Today’s announcement will see Shire pay approximately $5.9bn (€5.4bn) for Dyax Corporation, adding the Burlington, Massachusetts-based biopharma’s Phase III-ready candidate DX-2930 - a long-acting monoclonal antibody inhibitor of pKal - for the prevention of hereditary angioedema (HAE) attacks.
Furthermore, “the transaction adds Dyax’s well-established proprietary phage display antibody generation technology to Shire’s rare diseases discovery capabilities,” a Shire spokesperson told Biopharma-Reporter.com.
“The phage display discovery platform is a patented antibody generation technology used to improve the speed and cost-effectiveness of internal and partner drug discovery, and is the platform that produced DX-2930.”

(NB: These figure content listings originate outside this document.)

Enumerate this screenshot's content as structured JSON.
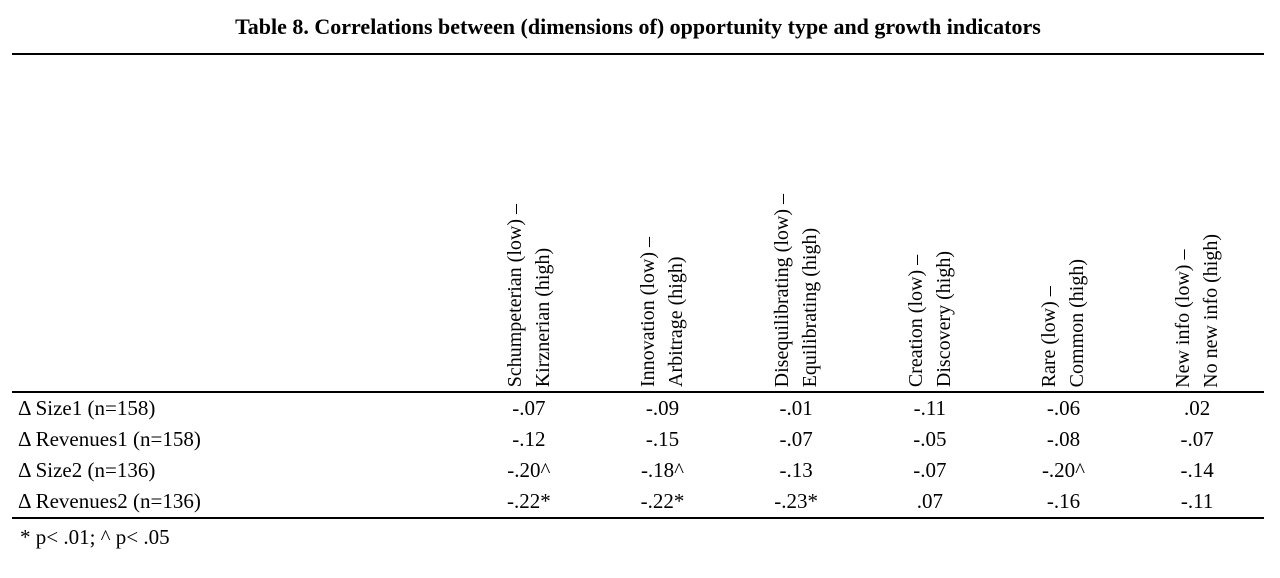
{
  "title": "Table 8. Correlations between (dimensions of) opportunity type and growth indicators",
  "table": {
    "column_headers": [
      {
        "line1": "Schumpeterian (low) –",
        "line2": "Kirznerian (high)"
      },
      {
        "line1": "Innovation (low) –",
        "line2": "Arbitrage (high)"
      },
      {
        "line1": "Disequilibrating (low) –",
        "line2": "Equilibrating (high)"
      },
      {
        "line1": "Creation (low) –",
        "line2": "Discovery (high)"
      },
      {
        "line1": "Rare (low) –",
        "line2": "Common (high)"
      },
      {
        "line1": "New info (low) –",
        "line2": "No new info (high)"
      }
    ],
    "rows": [
      {
        "label": "Δ Size1 (n=158)",
        "values": [
          "-.07",
          "-.09",
          "-.01",
          "-.11",
          "-.06",
          ".02"
        ]
      },
      {
        "label": "Δ Revenues1 (n=158)",
        "values": [
          "-.12",
          "-.15",
          "-.07",
          "-.05",
          "-.08",
          "-.07"
        ]
      },
      {
        "label": "Δ Size2 (n=136)",
        "values": [
          "-.20^",
          "-.18^",
          "-.13",
          "-.07",
          "-.20^",
          "-.14"
        ]
      },
      {
        "label": "Δ Revenues2 (n=136)",
        "values": [
          "-.22*",
          "-.22*",
          "-.23*",
          ".07",
          "-.16",
          "-.11"
        ]
      }
    ],
    "footnote": "* p< .01; ^ p< .05"
  }
}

The platform has also been instrumental in Dyax’s licensee pipeline - which includes the development of Eli Lilly’s Cyramza (ramucirumab) and Merck Serono’s Avelumab (PD-L1) – and Shire will receive partnering revenue associated with these.
The deal has been approved by the Boards of Directors of both Shire and Dyax, and shareholder approval is not required to close the deal, expected in the first half of 2016. The firm does “not anticipate any impact from this acquisition on Shire’s manufacturing network.”
Baxalta still in sight
Shire bid $30.6bn for fellow biopharma firm Baxalta back in August, and the firm said it intends to continue to pursue the deal despite today’s $5.9bn commitment.
“Shire is confident that its M&A expertise and the ongoing strength of its business will enable rapid and effective integration following the closing,” the firm told us.
“Even with this transaction, Shire will continue to have the financial firepower to pursue other value-added strategic acquisitions, including Baxalta.”